必ずしも作曲内容によるのではない「泣ける」はつまり「なつい」に近いわけだけど、私はこの曲を聴いて過去の個人的体験を思い出すとかの事情をもってはいない。「昔よく聴いた、これを聴くとその頃のことを思い出す」という、条件に依拠する「なつい」ではない。
前回も書いたけど、Jemaur Tayle のヴォーカル・パートが幅広く上下するために、箇所によって Caroline Crawley パートと上下が入れ替わるのが面白い。
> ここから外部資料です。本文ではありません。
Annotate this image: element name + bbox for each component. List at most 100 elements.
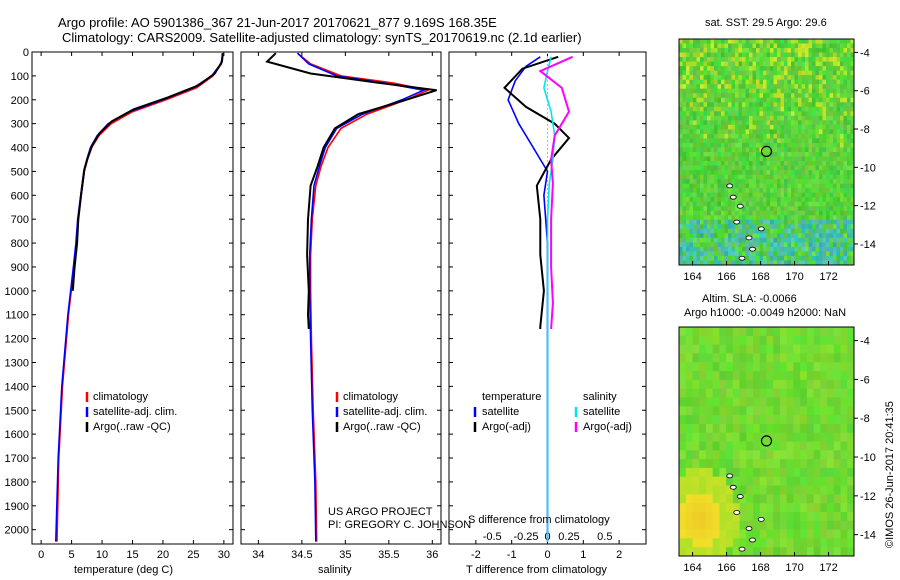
sst-map-cell [749,255,753,261]
sst-map-cell [847,39,851,44]
sst-map-cell [812,75,816,81]
sla-map-cell [793,397,801,407]
sst-map-cell [829,97,834,103]
sst-map-cell [756,224,760,230]
sst-map-cell [721,192,725,198]
sst-map-cell [763,93,767,99]
sst-map-cell [756,57,760,62]
sst-map-cell [812,102,816,108]
sla-map-cell [685,459,693,469]
sst-map-cell [728,102,732,108]
sst-map-cell [794,106,799,112]
sla-map-cell [813,485,821,495]
sst-map-cell [770,66,774,72]
sst-map-cell [833,179,837,185]
sst-map-cell [773,93,778,99]
sst-map-cell [756,133,760,139]
sst-map-cell [843,133,848,139]
sst-map-cell [721,251,725,257]
sst-map-cell [689,133,694,139]
sst-map-cell [714,52,718,58]
sla-map-cell [813,450,821,460]
sst-map-cell [689,233,694,239]
xtick-label-s: 0.25 [558,531,579,543]
sst-map-cell [833,142,837,148]
sst-map-cell [833,251,837,257]
sst-map-cell [766,61,771,67]
sst-map-cell [763,206,767,212]
sst-map-cell [791,75,795,81]
sla-map-cell [813,503,821,513]
sst-map-cell [780,188,785,194]
sst-map-cell [850,52,855,58]
sst-map-cell [805,39,809,44]
sst-map-cell [745,192,750,198]
sst-map-cell [759,201,764,207]
sla-map-cell [726,371,734,381]
sst-map-cell [847,133,851,139]
sst-map-cell [847,106,851,112]
sst-map-cell [752,88,757,94]
sst-map-cell [721,57,725,62]
sst-map-cell [801,237,806,243]
sla-map-cell [705,476,714,486]
island-shape [745,235,753,241]
sla-map-cell [800,529,808,539]
sst-map-cell [752,79,757,85]
sst-map-cell [696,156,701,162]
sst-map-cell [700,188,704,194]
sla-map-cell [759,485,767,495]
sst-map-cell [679,165,683,171]
sst-map-cell [833,93,837,99]
sla-map-cell [753,371,761,381]
sst-map-cell [843,84,848,90]
sst-map-cell [836,260,841,266]
sst-map-cell [850,165,855,171]
sst-map-cell [710,39,715,44]
sst-map-cell [731,183,736,189]
sst-map-cell [756,188,760,194]
sst-map-cell [833,192,837,198]
xtick-label: -2 [471,549,481,561]
ytick-label: 1400 [5,381,29,393]
sla-map-cell [759,476,767,486]
sst-map-cell [682,142,687,148]
sla-map-cell [800,459,808,469]
sst-map-cell [756,70,760,76]
ytick-label: 600 [11,190,29,202]
sla-map-cell [719,432,727,442]
sst-map-cell [836,170,841,175]
sst-map-cell [717,161,722,166]
sst-map-cell [808,84,813,90]
sst-map-cell [815,111,820,117]
sla-map-cell [753,450,761,460]
sst-map-cell [693,170,697,175]
sst-map-cell [826,161,830,166]
sst-map-cell [843,43,848,49]
sst-map-cell [700,233,704,239]
sst-map-cell [752,124,757,130]
sla-map-cell [732,353,740,363]
sst-map-cell [822,246,827,252]
sst-map-cell [742,224,746,230]
sla-map-cell [773,371,781,381]
sst-map-cell [752,57,757,62]
diff-legend-t-argo: Argo(-adj) [482,421,531,433]
sla-map-cell [793,353,801,363]
sst-map-cell [721,79,725,85]
sst-map-cell [703,183,708,189]
sst-map-cell [843,129,848,135]
sla-map-cell [679,467,687,478]
sst-map-cell [829,52,834,58]
sla-map-ytick-label: -6 [860,374,870,386]
sst-map-cell [703,39,708,44]
sla-map-cell [753,423,761,434]
sst-map-cell [847,120,851,126]
sst-map-cell [822,66,827,72]
sla-map-cell [692,511,700,522]
sla-map-cell [779,327,788,337]
sla-map-cell [726,547,734,557]
sst-map-cell [742,251,746,257]
sst-map-cell [798,192,802,198]
sst-map-cell [780,165,785,171]
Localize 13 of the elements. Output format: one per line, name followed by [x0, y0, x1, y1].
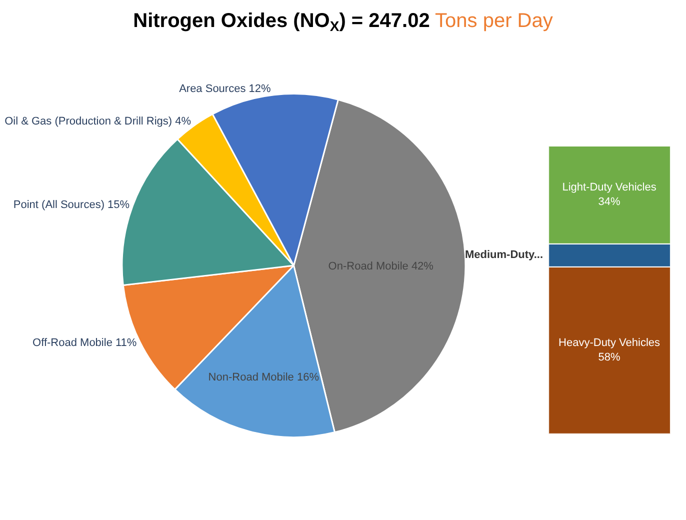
slice-label: Point (All Sources) 15% — [13, 198, 130, 211]
slice-label: Off-Road Mobile 11% — [32, 337, 137, 350]
slice-label: Oil & Gas (Production & Drill Rigs) 4% — [4, 116, 192, 128]
chart-subtitle: Tons per Day — [435, 10, 553, 32]
slice-label: Area Sources 12% — [179, 82, 271, 95]
chart-title: Nitrogen Oxides (NO$_{X}$) = 247.02 — [133, 10, 430, 34]
series-label: Light-Duty Vehicles — [562, 182, 657, 194]
slice-label: Non-Road Mobile 16% — [208, 371, 320, 384]
series-label: Heavy-Duty Vehicles — [558, 337, 661, 350]
series-label: Medium-Duty... — [465, 249, 544, 261]
slice-label: On-Road Mobile 42% — [328, 260, 434, 272]
data-label: 34% — [598, 196, 620, 208]
data-label: 58% — [598, 352, 620, 364]
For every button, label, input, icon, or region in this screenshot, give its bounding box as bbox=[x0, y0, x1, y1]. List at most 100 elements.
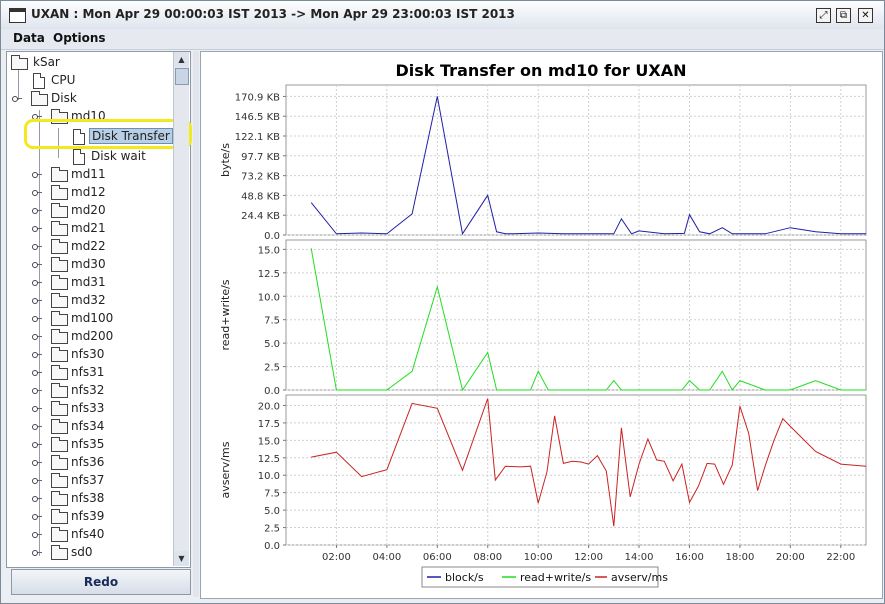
folder-icon bbox=[51, 185, 68, 200]
tree-label-device: nfs32 bbox=[71, 383, 105, 397]
y-tick-label: 146.5 KB bbox=[235, 112, 280, 123]
tree-label-device: nfs36 bbox=[71, 455, 105, 469]
expand-handle-icon[interactable] bbox=[32, 298, 42, 304]
series-line-avserv bbox=[311, 398, 867, 527]
folder-icon bbox=[51, 419, 68, 434]
folder-icon bbox=[51, 257, 68, 272]
tree-label-device: nfs37 bbox=[71, 473, 105, 487]
tree-label-disk: Disk bbox=[51, 91, 77, 105]
expand-handle-icon[interactable] bbox=[32, 532, 42, 538]
expand-handle-icon[interactable] bbox=[12, 96, 22, 102]
expand-handle-icon[interactable] bbox=[32, 388, 42, 394]
legend-box bbox=[421, 566, 659, 588]
tree-label-device: nfs39 bbox=[71, 509, 105, 523]
tree-label-device: md31 bbox=[71, 275, 106, 289]
y-tick-label: 12.5 bbox=[258, 454, 280, 465]
menu-data[interactable]: Data bbox=[13, 31, 45, 45]
y-tick-label: 73.2 KB bbox=[241, 172, 280, 183]
expand-handle-icon[interactable] bbox=[32, 280, 42, 286]
expand-handle-icon[interactable] bbox=[32, 496, 42, 502]
tree-label-device: md32 bbox=[71, 293, 106, 307]
expand-handle-icon[interactable] bbox=[32, 406, 42, 412]
y-tick-label: 24.4 KB bbox=[241, 211, 280, 222]
expand-handle-icon[interactable] bbox=[32, 424, 42, 430]
x-tick-label: 14:00 bbox=[625, 552, 654, 563]
menu-bar: Data Options bbox=[1, 29, 884, 50]
folder-icon bbox=[51, 311, 68, 326]
expand-handle-icon[interactable] bbox=[32, 514, 42, 520]
expand-handle-icon[interactable] bbox=[32, 262, 42, 268]
y-axis-label: read+write/s bbox=[219, 279, 232, 350]
expand-handle-icon[interactable] bbox=[32, 334, 42, 340]
tree-scrollbar[interactable]: ▲ ▼ bbox=[173, 52, 189, 566]
expand-handle-icon[interactable] bbox=[32, 190, 42, 196]
tree-label-device: md12 bbox=[71, 185, 106, 199]
tree-label-device: md21 bbox=[71, 221, 106, 235]
document-icon bbox=[73, 129, 85, 145]
y-tick-label: 2.5 bbox=[264, 363, 280, 374]
folder-icon bbox=[51, 347, 68, 362]
tree-label-device: md30 bbox=[71, 257, 106, 271]
expand-handle-icon[interactable] bbox=[32, 460, 42, 466]
tree-label-device: nfs33 bbox=[71, 401, 105, 415]
y-tick-label: 97.7 KB bbox=[241, 152, 280, 163]
y-tick-label: 5.0 bbox=[264, 506, 280, 517]
folder-icon bbox=[51, 491, 68, 506]
y-tick-label: 17.5 bbox=[258, 419, 280, 430]
folder-icon bbox=[51, 527, 68, 542]
expand-handle-icon[interactable] bbox=[32, 226, 42, 232]
folder-icon bbox=[51, 275, 68, 290]
expand-handle-icon[interactable] bbox=[32, 478, 42, 484]
menu-options[interactable]: Options bbox=[53, 31, 106, 45]
close-icon[interactable]: ✕ bbox=[858, 8, 873, 23]
series-line-rw bbox=[310, 248, 866, 392]
tree-label-device: nfs38 bbox=[71, 491, 105, 505]
folder-icon bbox=[51, 365, 68, 380]
tree-label-disk-transfer: Disk Transfer bbox=[89, 128, 173, 144]
folder-icon bbox=[51, 203, 68, 218]
y-tick-label: 122.1 KB bbox=[235, 132, 280, 143]
expand-handle-icon[interactable] bbox=[32, 352, 42, 358]
title-bar: UXAN : Mon Apr 29 00:00:03 IST 2013 -> M… bbox=[1, 1, 884, 30]
folder-icon bbox=[51, 473, 68, 488]
plot-area bbox=[285, 84, 867, 236]
tree-label-device: md22 bbox=[71, 239, 106, 253]
expand-handle-icon[interactable] bbox=[32, 370, 42, 376]
scroll-thumb[interactable] bbox=[175, 68, 189, 85]
maximize-icon[interactable]: ⧉ bbox=[836, 8, 851, 23]
expand-handle-icon[interactable] bbox=[32, 114, 42, 120]
tree-label-device: nfs35 bbox=[71, 437, 105, 451]
tree-label-cpu: CPU bbox=[51, 73, 76, 87]
split-divider[interactable] bbox=[193, 51, 199, 597]
x-tick-label: 18:00 bbox=[725, 552, 754, 563]
scroll-down-icon[interactable]: ▼ bbox=[174, 551, 189, 566]
folder-icon bbox=[51, 221, 68, 236]
expand-handle-icon[interactable] bbox=[32, 172, 42, 178]
tree-label-device: nfs34 bbox=[71, 419, 105, 433]
expand-handle-icon[interactable] bbox=[32, 208, 42, 214]
expand-handle-icon[interactable] bbox=[32, 316, 42, 322]
chart-title: Disk Transfer on md10 for UXAN bbox=[396, 61, 687, 80]
selection-highlight bbox=[24, 119, 192, 149]
y-tick-label: 20.0 bbox=[258, 401, 280, 412]
folder-icon bbox=[51, 383, 68, 398]
restore-icon[interactable]: ⤢ bbox=[816, 8, 831, 23]
expand-handle-icon[interactable] bbox=[32, 550, 42, 556]
expand-handle-icon[interactable] bbox=[32, 244, 42, 250]
y-tick-label: 5.0 bbox=[264, 339, 280, 350]
x-tick-label: 08:00 bbox=[473, 552, 502, 563]
tree-label-device: md20 bbox=[71, 203, 106, 217]
tree-label-device: sd0 bbox=[71, 545, 93, 559]
redo-button[interactable]: Redo bbox=[11, 569, 191, 595]
y-tick-label: 10.0 bbox=[258, 471, 280, 482]
x-tick-label: 20:00 bbox=[776, 552, 805, 563]
y-tick-label: 10.0 bbox=[258, 292, 280, 303]
scroll-up-icon[interactable]: ▲ bbox=[174, 52, 189, 67]
expand-handle-icon[interactable] bbox=[32, 442, 42, 448]
legend-label: read+write/s bbox=[520, 571, 591, 584]
folder-icon bbox=[31, 91, 48, 106]
tree-label-device: nfs30 bbox=[71, 347, 105, 361]
y-tick-label: 48.8 KB bbox=[241, 191, 280, 202]
folder-icon bbox=[51, 455, 68, 470]
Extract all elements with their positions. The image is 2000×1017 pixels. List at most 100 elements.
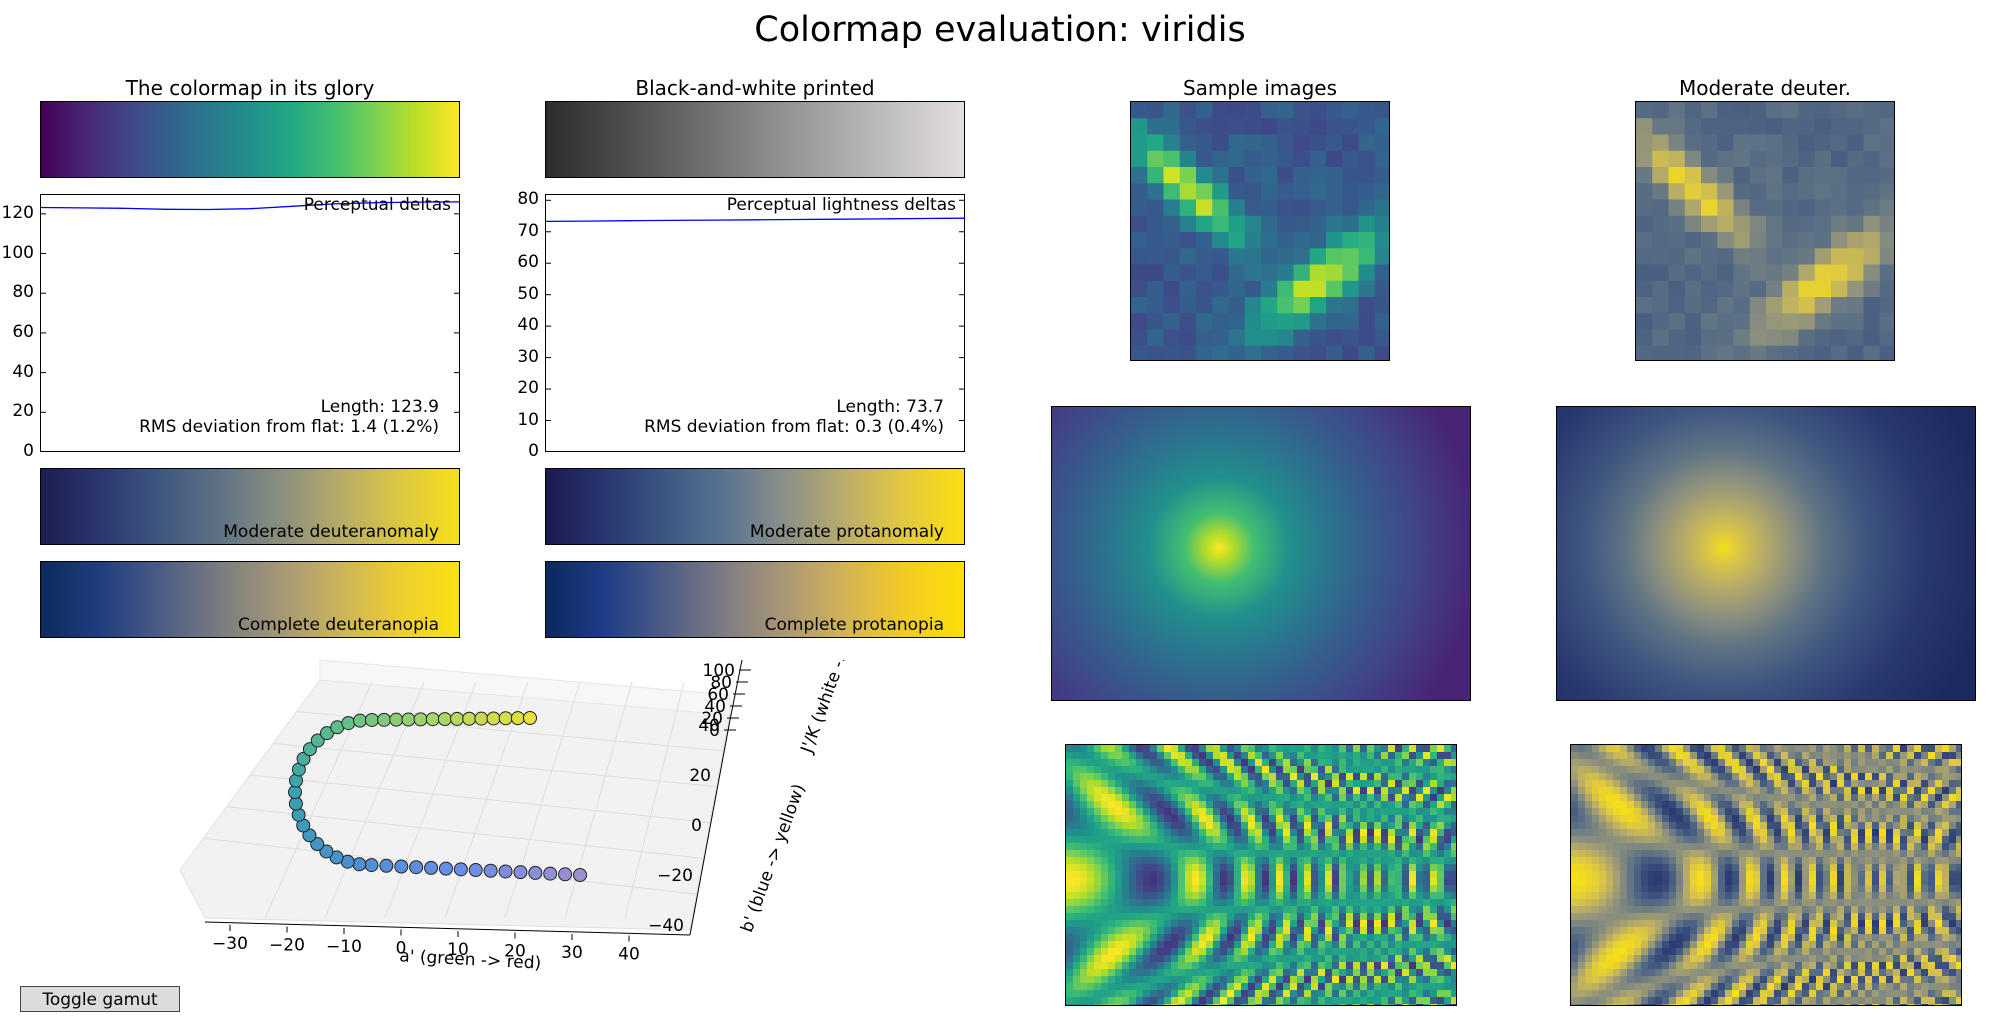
wave-cell	[1402, 843, 1410, 851]
wave-cell	[1409, 878, 1417, 886]
wave-cell	[1893, 780, 1901, 788]
wave-cell	[1395, 885, 1403, 893]
wave-cell	[1276, 885, 1284, 893]
mosaic-cell	[1668, 167, 1686, 184]
wave-cell	[1430, 801, 1438, 809]
wave-cell	[1080, 976, 1088, 984]
wave-cell	[1346, 906, 1354, 914]
wave-cell	[1774, 787, 1782, 795]
wave-cell	[1416, 801, 1424, 809]
wave-cell	[1395, 766, 1403, 774]
wave-cell	[1704, 906, 1712, 914]
wave-cell	[1304, 955, 1312, 963]
wave-cell	[1711, 766, 1719, 774]
mosaic-cell	[1212, 167, 1229, 184]
wave-cell	[1718, 871, 1726, 879]
wave-cell	[1711, 759, 1719, 767]
wave-cell	[1872, 871, 1880, 879]
wave-cell	[1346, 962, 1354, 970]
wave-cell	[1620, 962, 1628, 970]
mosaic-cell	[1782, 345, 1799, 360]
wave-cell	[1795, 920, 1803, 928]
wave-cell	[1213, 892, 1221, 900]
wave-cell	[1136, 766, 1144, 774]
wave-cell	[1851, 962, 1859, 970]
wave-cell	[1346, 892, 1354, 900]
wave-cell	[1269, 829, 1277, 837]
wave-cell	[1823, 752, 1831, 760]
gamut-3d-plot[interactable]: −30 −20 −10 0 10 20 30 40−40−200204002040608010…	[170, 660, 970, 990]
wave-cell	[1816, 794, 1824, 802]
wave-cell	[1711, 990, 1719, 998]
wave-cell	[1795, 766, 1803, 774]
wave-cell	[1087, 892, 1095, 900]
wave-cell	[1809, 990, 1817, 998]
gamut-point	[425, 712, 440, 727]
wave-cell	[1115, 759, 1123, 767]
wave-cell	[1907, 745, 1915, 753]
wave-cell	[1283, 871, 1291, 879]
wave-cell	[1353, 906, 1361, 914]
gamut-point	[310, 837, 325, 852]
wave-cell	[1809, 808, 1817, 816]
wave-cell	[1276, 759, 1284, 767]
wave-cell	[1360, 990, 1368, 998]
wave-cell	[1395, 920, 1403, 928]
wave-cell	[1073, 983, 1081, 991]
wave-cell	[1837, 976, 1845, 984]
wave-cell	[1676, 780, 1684, 788]
wave-cell	[1185, 969, 1193, 977]
wave-cell	[1262, 878, 1270, 886]
wave-cell	[1907, 766, 1915, 774]
wave-cell	[1865, 752, 1873, 760]
ytick-label: 0	[528, 441, 539, 461]
wave-cell	[1451, 773, 1456, 781]
x-tick-label: 40	[618, 945, 640, 965]
wave-cell	[1444, 892, 1452, 900]
wave-cell	[1234, 948, 1242, 956]
wave-cell	[1830, 983, 1838, 991]
mosaic-cell	[1798, 280, 1816, 298]
wave-cell	[1297, 885, 1305, 893]
wave-cell	[1122, 899, 1130, 907]
wave-cell	[1718, 983, 1726, 991]
wave-cell	[1332, 962, 1340, 970]
toggle-gamut-button[interactable]: Toggle gamut	[20, 986, 180, 1012]
mosaic-cell	[1879, 199, 1894, 217]
wave-cell	[1157, 780, 1165, 788]
wave-cell	[1858, 829, 1866, 837]
wave-cell	[1374, 948, 1382, 956]
mosaic-cell	[1147, 102, 1164, 119]
wave-cell	[1816, 934, 1824, 942]
wave-cell	[1585, 871, 1593, 879]
wave-cell	[1199, 829, 1207, 837]
wave-cell	[1311, 801, 1319, 809]
wave-cell	[1220, 906, 1228, 914]
wave-cell	[1094, 976, 1102, 984]
wave-cell	[1241, 920, 1249, 928]
wave-cell	[1171, 822, 1179, 830]
wave-cell	[1795, 927, 1803, 935]
wave-cell	[1409, 920, 1417, 928]
wave-cell	[1367, 934, 1375, 942]
wave-cell	[1374, 913, 1382, 921]
wave-cell	[1949, 843, 1957, 851]
wave-cell	[1942, 857, 1950, 865]
wave-cell	[1907, 878, 1915, 886]
wave-cell	[1655, 773, 1663, 781]
wave-cell	[1655, 906, 1663, 914]
wave-cell	[1802, 920, 1810, 928]
wave-cell	[1325, 766, 1333, 774]
y-axis-title: b' (blue -> yellow)	[737, 781, 809, 935]
wave-cell	[1199, 815, 1207, 823]
wave-cell	[1627, 906, 1635, 914]
wave-cell	[1907, 836, 1915, 844]
wave-cell	[1578, 976, 1586, 984]
mosaic-cell	[1636, 232, 1653, 249]
wave-cell	[1914, 878, 1922, 886]
wave-cell	[1886, 759, 1894, 767]
mosaic-cell	[1179, 313, 1197, 330]
wave-cell	[1585, 969, 1593, 977]
wave-cell	[1353, 836, 1361, 844]
wave-cell	[1900, 745, 1908, 753]
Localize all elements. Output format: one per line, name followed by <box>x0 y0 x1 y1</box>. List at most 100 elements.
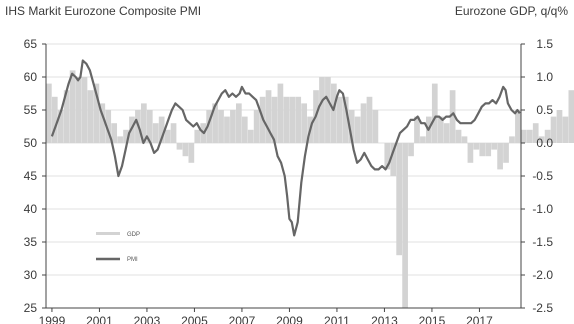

ハモリは時々3声、4声になる。
この曲のアレンジでいちばんハッとするのは 1'56" 目に2発鳴るチェレスタ(のように聴こえる音色)だけど、私の聴き洩らしでなければ、この音色が使われてるのはこの1か所だけだ。そういえば、ハープも、3'04" 目のアルペジオ1発と 3'06" 目のグリッサンド1発、私に聴き取れるのはその2発だけ*1。
ふと思い出す。私はじつは Dave Stewart & Barbara Gaskin を大好きではないんだけど、'I'm In A Different World' では、2'56" 目にサビが戻って来る時に、真ん中の定位でチャイムの音色が1発、鳴る。この1発が Stewart のアレンジ・センスの鋭さを証してる、と思ったのだった。この音色、どう聴いてもこの1か所でしか鳴ってない。
*1:3'01" 目にも何か鳴ってる気がするけど空耳レヴェル。